One Hundred Years, 1796-1896
Author: Mackellar, Smiths & Jordan Co
Publisher:
Published: 1896
Total Pages: 112
ISBN-13:
DOWNLOAD EBOOKRead and Download eBook Full
Author: Mackellar, Smiths & Jordan Co
Publisher:
Published: 1896
Total Pages: 112
ISBN-13:
DOWNLOAD EBOOKAuthor: American Type Founders Company
Publisher:
Published: 1896
Total Pages: 96
ISBN-13:
DOWNLOAD EBOOKAuthor: Mackellar, Smiths & Jordan
Publisher:
Published: 1896
Total Pages: 0
ISBN-13:
DOWNLOAD EBOOKAuthor: David Boyle
Publisher: Executive Committee by W. Briggs
Published: 1896
Total Pages: 364
ISBN-13:
DOWNLOAD EBOOKAuthor: San Francisco (Calif.). Free Public Library
Publisher:
Published: 1897
Total Pages: 172
ISBN-13:
DOWNLOAD EBOOKAuthor: Minneapolis Public Library
Publisher:
Published: 1901
Total Pages: 1068
ISBN-13:
DOWNLOAD EBOOKAuthor: Minneapolis Public Library
Publisher:
Published: 1903
Total Pages: 224
ISBN-13:
DOWNLOAD EBOOKAuthor: N. Murrell Marris
Publisher:
Published: 1900
Total Pages: 764
ISBN-13:
DOWNLOAD EBOOKAuthor: N. Murrell Marris
Publisher:
Published: 1900
Total Pages: 572
ISBN-13:
DOWNLOAD EBOOKAuthor: Peter John Brownlee
Publisher: University of Pennsylvania Press
Published: 2018-08-14
Total Pages: 407
ISBN-13: 0812295307
DOWNLOAD EBOOKWhen Ralph Waldo Emerson wrote in 1837 that "Our Age is Ocular," he offered a succinct assessment of antebellum America's cultural, commercial, and physiological preoccupation with sight.

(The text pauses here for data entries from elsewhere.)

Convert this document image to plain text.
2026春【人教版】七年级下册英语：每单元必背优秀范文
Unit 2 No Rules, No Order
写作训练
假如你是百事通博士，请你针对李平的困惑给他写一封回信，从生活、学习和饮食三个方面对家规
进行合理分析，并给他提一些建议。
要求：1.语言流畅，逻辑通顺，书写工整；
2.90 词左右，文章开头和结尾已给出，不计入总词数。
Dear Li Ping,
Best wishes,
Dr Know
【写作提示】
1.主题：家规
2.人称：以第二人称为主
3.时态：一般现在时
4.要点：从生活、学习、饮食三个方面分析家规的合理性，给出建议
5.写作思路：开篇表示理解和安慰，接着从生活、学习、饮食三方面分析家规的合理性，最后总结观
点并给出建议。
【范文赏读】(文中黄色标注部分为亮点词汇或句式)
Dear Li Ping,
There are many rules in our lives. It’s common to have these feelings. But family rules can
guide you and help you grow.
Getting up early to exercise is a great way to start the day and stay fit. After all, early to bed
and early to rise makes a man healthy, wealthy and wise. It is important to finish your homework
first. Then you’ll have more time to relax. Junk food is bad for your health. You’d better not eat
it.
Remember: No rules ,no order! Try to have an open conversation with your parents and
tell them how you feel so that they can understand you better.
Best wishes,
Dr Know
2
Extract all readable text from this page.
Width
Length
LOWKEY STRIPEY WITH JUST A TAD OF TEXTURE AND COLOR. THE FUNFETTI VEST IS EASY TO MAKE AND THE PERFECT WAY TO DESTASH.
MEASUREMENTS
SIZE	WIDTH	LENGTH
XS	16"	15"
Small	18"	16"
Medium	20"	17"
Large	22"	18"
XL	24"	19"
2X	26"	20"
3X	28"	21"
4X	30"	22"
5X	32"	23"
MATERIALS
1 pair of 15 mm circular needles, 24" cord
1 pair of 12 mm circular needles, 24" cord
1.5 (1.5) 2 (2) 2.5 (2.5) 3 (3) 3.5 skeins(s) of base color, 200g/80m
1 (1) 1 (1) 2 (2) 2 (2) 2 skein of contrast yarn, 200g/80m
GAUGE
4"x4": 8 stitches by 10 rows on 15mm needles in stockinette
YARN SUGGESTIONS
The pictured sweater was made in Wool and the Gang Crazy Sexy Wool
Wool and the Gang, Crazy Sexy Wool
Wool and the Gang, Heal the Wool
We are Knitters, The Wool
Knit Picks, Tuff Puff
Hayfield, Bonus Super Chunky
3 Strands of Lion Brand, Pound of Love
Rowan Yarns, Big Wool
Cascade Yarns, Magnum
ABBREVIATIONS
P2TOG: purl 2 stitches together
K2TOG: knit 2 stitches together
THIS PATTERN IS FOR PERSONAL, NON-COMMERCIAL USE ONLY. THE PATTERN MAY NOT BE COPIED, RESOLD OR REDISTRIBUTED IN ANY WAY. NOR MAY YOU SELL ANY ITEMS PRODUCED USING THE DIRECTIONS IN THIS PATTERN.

In the early nineteenth century, the American city's visual culture was manifest in pamphlets, newspapers, painting exhibitions, and spectacular entertainments; businesses promoted their wares to consumers on the move with broadsides, posters, and signboards; and advances in ophthalmological sciences linked the mechanics of vision to the physiological functions of the human body. Within this crowded visual field, sight circulated as a metaphor, as a physiological process, and as a commercial commodity. Out of the intersection of these various discourses and practices emerged an entirely new understanding of vision. The Commerce of Vision integrates cultural history, art history, and material culture studies to explore how vision was understood and experienced in the first half of the nineteenth century. Peter John Brownlee examines a wide selection of objects and practices that demonstrate the contemporary preoccupation with ocular culture and accurate vision: from the birth of ophthalmic surgery to the business of opticians, from the typography used by urban sign painters and job printers to the explosion of daguerreotypes and other visual forms, and from the novels of Edgar Allan Poe and Herman Melville to the genre paintings of Richard Caton Woodville and Francis Edmonds. In response to this expanding visual culture, antebellum Americans cultivated new perceptual practices, habits, and aptitudes. At the same time, however, new visual experiences became quickly integrated with the machinery of commodity production and highlighted the physical shortcomings of sight, as well as nascent ethical shortcomings of a surface-based culture. Through its theoretically acute and extensively researched analysis, The Commerce of Vision synthesizes the broad culturing of vision in antebellum America.